Testes com um dispositivo que auxilia tetraplégicos crônicos apresentam resultados positivos e com perspectivas de avanço. Os tetraplégicos são aqueles que perderam a mobilidade do pescoço para baixo e, com a nova tecnologia, há uma gradual recuperação de movimentos de braços e mãos. Os primeiros resultados mostram que 76% dos pacientes conseguiram movimentar parcialmente braços e mãos, graças ao tratamento com eletrodos. No caso daqueles que têm lesões menos radicais, as respostas foram ainda melhores.

O estudo foi recentemente publicado na revista científica Nature Medicine, detalhando os testes da terapia denominada ARC Ex. Nessa etapa, participaram 60 voluntários, de 22 a 75 anos, que sofreram lesão medular cervical traumática e não progressiva. Segundo os resultados, os impactos do tratamento apresentam efeito de três a seis meses após a terapia ARC Ex, mesmo após sua interrupção.

Chet Moritz, líder do estudo e pesquisador chefe dos Departamentos de Medicina de Reabilitação, Engenharia Elétrica e de Computação, Fisiologia e Biofísica e Centro de Neurotecnologia, da Universidade de Washington, afirmou, em coletiva de imprensa, que a tecnologia é uma verdadeira revolução. "(Porque) pode mudar a vida de alguns pacientes afetados por uma lesão na medula espinhal", disse. 

Parceria

A Universidade de Washington se uniu à tecnologia utilizada na terapia ARC Ex, promovida pela startup Onward, da EPFL. Nela, há o posicionamento de dois eletrodos sobre a pele dos pacientes tetraplégicos, um acima e o outro abaixo de onde sua medula espinhal foi danificada por um acidente. A partir daí, são direcionados estímulos elétricos para modular a atividade da medula espinhal cervical.

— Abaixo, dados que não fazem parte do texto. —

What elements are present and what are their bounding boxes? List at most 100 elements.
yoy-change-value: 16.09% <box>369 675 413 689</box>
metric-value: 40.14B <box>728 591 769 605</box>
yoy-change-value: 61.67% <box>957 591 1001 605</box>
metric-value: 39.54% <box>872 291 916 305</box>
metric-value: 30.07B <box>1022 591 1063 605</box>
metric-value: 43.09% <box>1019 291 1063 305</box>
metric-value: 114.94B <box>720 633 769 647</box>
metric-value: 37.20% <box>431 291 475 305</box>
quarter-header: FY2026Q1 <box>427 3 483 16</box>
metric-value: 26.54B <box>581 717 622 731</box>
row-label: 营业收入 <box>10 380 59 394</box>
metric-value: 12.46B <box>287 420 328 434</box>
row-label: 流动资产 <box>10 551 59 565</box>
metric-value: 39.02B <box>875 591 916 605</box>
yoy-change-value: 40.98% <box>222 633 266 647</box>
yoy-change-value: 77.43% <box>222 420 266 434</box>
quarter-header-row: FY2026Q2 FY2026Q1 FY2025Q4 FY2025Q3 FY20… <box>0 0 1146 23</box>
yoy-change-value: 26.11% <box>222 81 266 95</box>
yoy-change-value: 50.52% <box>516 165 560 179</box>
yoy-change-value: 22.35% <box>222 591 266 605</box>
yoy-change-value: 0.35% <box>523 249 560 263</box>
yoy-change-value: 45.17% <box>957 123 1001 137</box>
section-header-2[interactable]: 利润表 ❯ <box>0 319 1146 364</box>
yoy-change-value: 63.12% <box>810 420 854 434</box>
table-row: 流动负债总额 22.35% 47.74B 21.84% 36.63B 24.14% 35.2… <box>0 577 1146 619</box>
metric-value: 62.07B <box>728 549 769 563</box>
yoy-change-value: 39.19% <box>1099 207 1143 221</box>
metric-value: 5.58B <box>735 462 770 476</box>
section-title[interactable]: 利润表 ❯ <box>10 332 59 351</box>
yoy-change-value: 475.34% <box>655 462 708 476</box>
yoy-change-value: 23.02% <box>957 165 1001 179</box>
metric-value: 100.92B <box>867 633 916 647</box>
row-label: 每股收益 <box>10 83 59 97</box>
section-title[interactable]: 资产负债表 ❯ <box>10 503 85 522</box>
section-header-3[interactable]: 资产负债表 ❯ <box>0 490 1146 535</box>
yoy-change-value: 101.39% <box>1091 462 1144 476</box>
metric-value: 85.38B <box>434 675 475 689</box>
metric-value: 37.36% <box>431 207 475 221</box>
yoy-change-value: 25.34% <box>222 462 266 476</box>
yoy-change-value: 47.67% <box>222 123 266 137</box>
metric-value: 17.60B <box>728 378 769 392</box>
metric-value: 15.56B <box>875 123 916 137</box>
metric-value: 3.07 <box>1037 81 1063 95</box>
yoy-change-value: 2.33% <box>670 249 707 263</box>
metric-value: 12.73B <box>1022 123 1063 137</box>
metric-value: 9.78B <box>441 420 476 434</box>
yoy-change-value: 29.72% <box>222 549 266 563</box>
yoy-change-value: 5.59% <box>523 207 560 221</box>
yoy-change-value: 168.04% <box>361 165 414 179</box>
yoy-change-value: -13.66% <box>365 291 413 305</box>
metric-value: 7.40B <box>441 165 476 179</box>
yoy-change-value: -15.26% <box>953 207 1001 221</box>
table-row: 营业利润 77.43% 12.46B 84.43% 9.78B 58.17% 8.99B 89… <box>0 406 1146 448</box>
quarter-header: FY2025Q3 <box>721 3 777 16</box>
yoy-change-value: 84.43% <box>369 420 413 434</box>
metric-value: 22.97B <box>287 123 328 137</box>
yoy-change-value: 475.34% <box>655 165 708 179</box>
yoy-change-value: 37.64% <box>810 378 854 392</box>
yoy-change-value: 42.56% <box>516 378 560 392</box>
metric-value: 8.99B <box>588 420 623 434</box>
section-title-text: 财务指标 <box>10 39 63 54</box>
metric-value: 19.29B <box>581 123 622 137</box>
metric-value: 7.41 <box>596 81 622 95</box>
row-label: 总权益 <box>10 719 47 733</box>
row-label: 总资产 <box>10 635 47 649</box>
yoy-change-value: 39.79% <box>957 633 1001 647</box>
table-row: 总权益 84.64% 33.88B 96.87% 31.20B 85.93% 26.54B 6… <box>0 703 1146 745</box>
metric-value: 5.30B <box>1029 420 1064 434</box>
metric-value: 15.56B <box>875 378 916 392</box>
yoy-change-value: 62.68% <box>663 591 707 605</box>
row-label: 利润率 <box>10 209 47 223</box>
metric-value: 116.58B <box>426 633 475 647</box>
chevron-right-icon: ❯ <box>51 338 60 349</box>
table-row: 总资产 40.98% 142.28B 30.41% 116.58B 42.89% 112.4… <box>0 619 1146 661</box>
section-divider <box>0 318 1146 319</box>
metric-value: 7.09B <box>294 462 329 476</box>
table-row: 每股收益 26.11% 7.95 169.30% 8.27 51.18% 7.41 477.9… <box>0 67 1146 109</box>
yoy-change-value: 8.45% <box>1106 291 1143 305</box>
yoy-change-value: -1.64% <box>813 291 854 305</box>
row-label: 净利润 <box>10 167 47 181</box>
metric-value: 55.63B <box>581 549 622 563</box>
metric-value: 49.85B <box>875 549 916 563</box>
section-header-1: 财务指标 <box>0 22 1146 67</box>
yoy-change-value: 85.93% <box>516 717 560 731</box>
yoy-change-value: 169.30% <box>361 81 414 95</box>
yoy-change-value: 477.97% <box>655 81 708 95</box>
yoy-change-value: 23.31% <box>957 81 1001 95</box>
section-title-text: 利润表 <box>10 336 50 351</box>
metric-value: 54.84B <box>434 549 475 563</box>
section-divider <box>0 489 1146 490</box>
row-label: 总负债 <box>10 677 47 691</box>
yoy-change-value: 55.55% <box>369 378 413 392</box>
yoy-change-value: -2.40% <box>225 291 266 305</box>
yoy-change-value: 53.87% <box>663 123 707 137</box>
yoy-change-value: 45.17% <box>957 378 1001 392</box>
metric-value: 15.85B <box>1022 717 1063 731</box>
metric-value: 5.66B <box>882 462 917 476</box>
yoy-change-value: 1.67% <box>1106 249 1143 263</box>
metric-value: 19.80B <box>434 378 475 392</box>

"O estudo foi realizado com pessoas que tiveram lesão medular incompleta (LMI) na altura do pescoço, ou seja, a maioria das pessoas que participou dos experimentos consegue realizar movimentos básicos com as mãos, movimento de pinça que usamos para pegar um lápis, por exemplo", explica Adriano Almeida Gonçalves Siqueira, professor associado ao Departamento de Engenharia Mecânica da Escola de Engenharia de São Carlos, da Universidade de São Paulo (USP). 

Em seguida, o professor acrescenta: "A estimulação elétrica faz com que os caminhos (cerebrais) que levam ao comando de mover a mão sejam reconstruídos. Esses caminhos foram perdidos quando houve a lesão na medula".

Experiência 

Os 60 pacientes de 14 países, incluindo Canadá, Estados Unidos, Reino Unido e Holanda, participaram de 24 sessões de terapia tradicional de forma isolada e, posteriormente, por uma média de 25 sessões de terapia ARC Ex. Nas sessões de teste do estudo, o estímulo foi aplicado a 30Hz, com uma sobreposição de frequência portadora de 10kHz, que consistia em 10 pulsos com frequência de 10 kHz e largura de pulso de 100 µs.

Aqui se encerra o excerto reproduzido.